If the low boundary value is greater than the high boundary value, the EPL runtime automatically reverses them.
Example
In the following EPL, the three on statements specify event listeners that are all listening for the same range of events:
event test
{   
string s;
   float f;
}
monitor RangeExample
{
   test t;
   action onload()
   {
      on test (f > 9.0 ) and test (f <= 10.0)
      {
      }
      on test ("", (9.0 : 10.0])
      {
      }
      on test (f in (9.0 : 10.0])
      {
      }
   }
}
Depending on which of the starting operators, [ or (, and ending operators, ] or ), you use, the boundary values will either be included in the range or excluded from it.
*If the starting operator is [, then the low boundary value is included and candidate values greater than or equal to the low boundary value are in the range.

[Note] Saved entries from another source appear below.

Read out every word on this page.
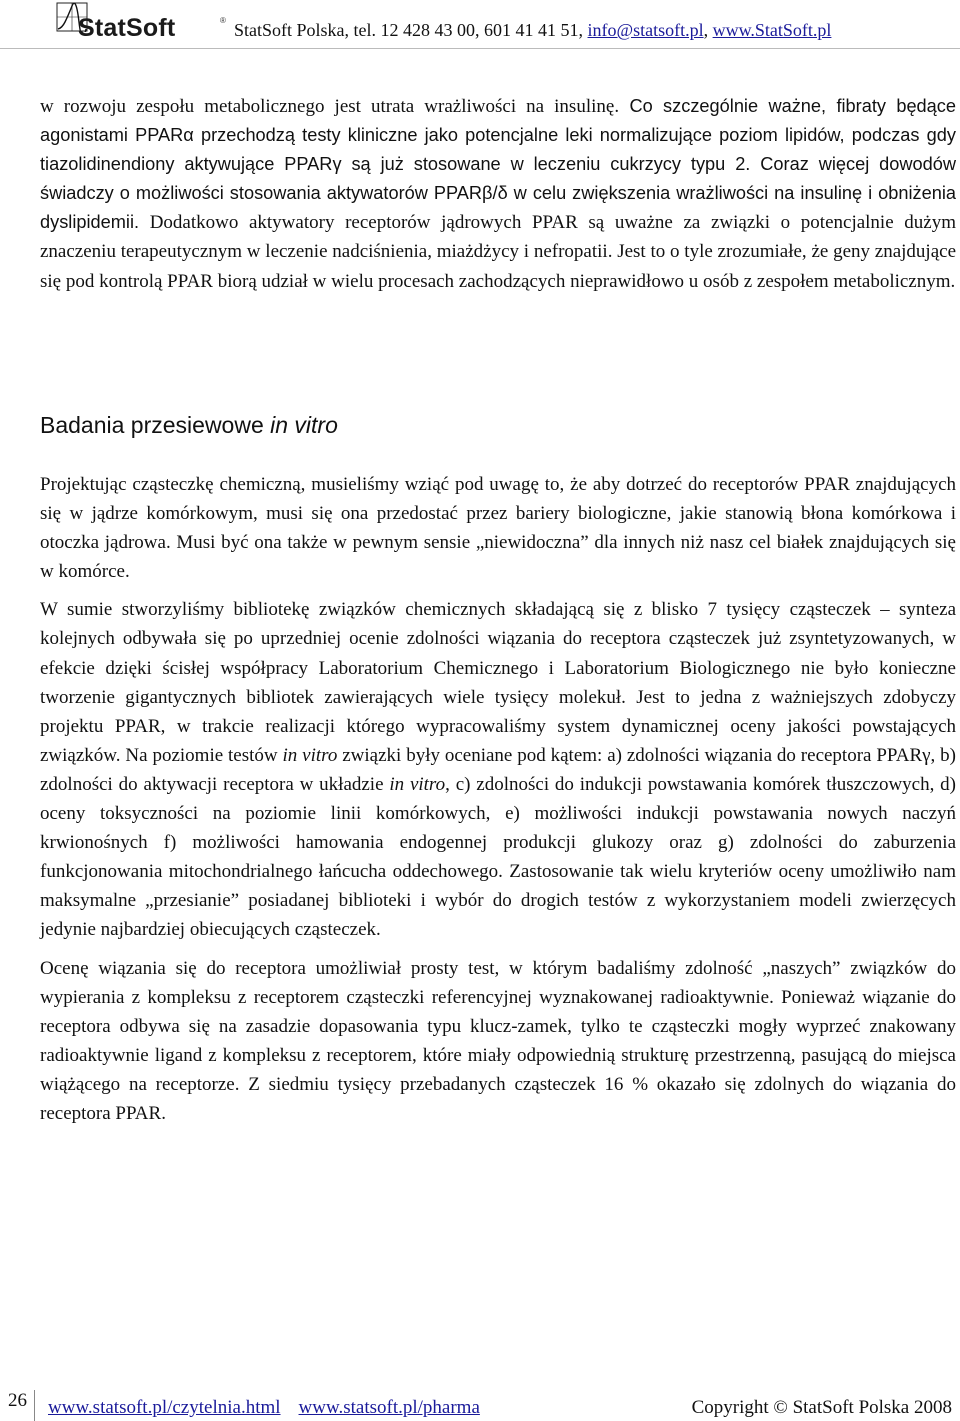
StatSoft	® StatSoft Polska, tel. 12 428 43 00, 601 41 41 51, info@statsoft.pl, www.StatSoft.pl

w rozwoju zespołu metabolicznego jest utrata wrażliwości na insulinę. Co szczególnie ważne, fibraty będące agonistami PPARα przechodzą testy kliniczne jako potencjalne leki normalizujące poziom lipidów, podczas gdy tiazolidinendiony aktywujące PPARγ są już stosowane w leczeniu cukrzycy typu 2. Coraz więcej dowodów świadczy o możliwości stosowania aktywatorów PPARβ/δ w celu zwiększenia wrażliwości na insulinę i obniżenia dyslipidemii. Dodatkowo aktywatory receptorów jądrowych PPAR są uważne za związki o potencjalnie dużym znaczeniu terapeutycznym w leczenie nadciśnienia, miażdżycy i nefropatii. Jest to o tyle zrozumiałe, że geny znajdujące się pod kontrolą PPAR biorą udział w wielu procesach zachodzących nieprawidłowo u osób z zespołem metabolicznym.

Badania przesiewowe in vitro

Projektując cząsteczkę chemiczną, musieliśmy wziąć pod uwagę to, że aby dotrzeć do receptorów PPAR znajdujących się w jądrze komórkowym, musi się ona przedostać przez bariery biologiczne, jakie stanowią błona komórkowa i otoczka jądrowa. Musi być ona także w pewnym sensie „niewidoczna” dla innych niż nasz cel białek znajdujących się w komórce.

W sumie stworzyliśmy bibliotekę związków chemicznych składającą się z blisko 7 tysięcy cząsteczek – synteza kolejnych odbywała się po uprzedniej ocenie zdolności wiązania do receptora cząsteczek już zsyntetyzowanych, w efekcie dzięki ścisłej współpracy Laboratorium Chemicznego i Laboratorium Biologicznego nie było konieczne tworzenie gigantycznych bibliotek zawierających wiele tysięcy molekuł. Jest to jedna z ważniejszych zdobyczy projektu PPAR, w trakcie realizacji którego wypracowaliśmy system dynamicznej oceny jakości powstających związków. Na poziomie testów in vitro związki były oceniane pod kątem: a) zdolności wiązania do receptora PPARγ, b) zdolności do aktywacji receptora w układzie in vitro, c) zdolności do indukcji powstawania komórek tłuszczowych, d) oceny toksyczności na poziomie linii komórkowych, e) możliwości indukcji powstawania nowych naczyń krwionośnych f) możliwości hamowania endogennej produkcji glukozy oraz g) zdolności do zaburzenia funkcjonowania mitochondrialnego łańcucha oddechowego. Zastosowanie tak wielu kryteriów oceny umożliwiło nam maksymalne „przesianie” posiadanej biblioteki i wybór do drogich testów z wykorzystaniem modeli zwierzęcych jedynie najbardziej obiecujących cząsteczek.

Ocenę wiązania się do receptora umożliwiał prosty test, w którym badaliśmy zdolność „naszych” związków do wypierania z kompleksu z receptorem cząsteczki referencyjnej wyznakowanej radioaktywnie. Ponieważ wiązanie do receptora odbywa się na zasadzie dopasowania typu klucz-zamek, tylko te cząsteczki mogły wyprzeć znakowany radioaktywnie ligand z kompleksu z receptorem, które miały odpowiednią strukturę przestrzenną, pasującą do miejsca wiążącego na receptorze. Z siedmiu tysięcy przebadanych cząsteczek 16 % okazało się zdolnych do wiązania do receptora PPAR.

26 www.statsoft.pl/czytelnia.html www.statsoft.pl/pharma	Copyright © StatSoft Polska 2008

*If the starting operator is (, then the low boundary value is excluded and candidate values larger than the low boundary value are in the range.
*If the ending operator is ], then the high boundary value is included and candidate values less than or equal to the high boundary value are in the range.
*If the ending operator is ), then the high boundary value is excluded and candidate values lower than the high boundary value are in the range.
Note that you can have one kind of starting operator at the beginning and the other kind at the end; they do not need to match.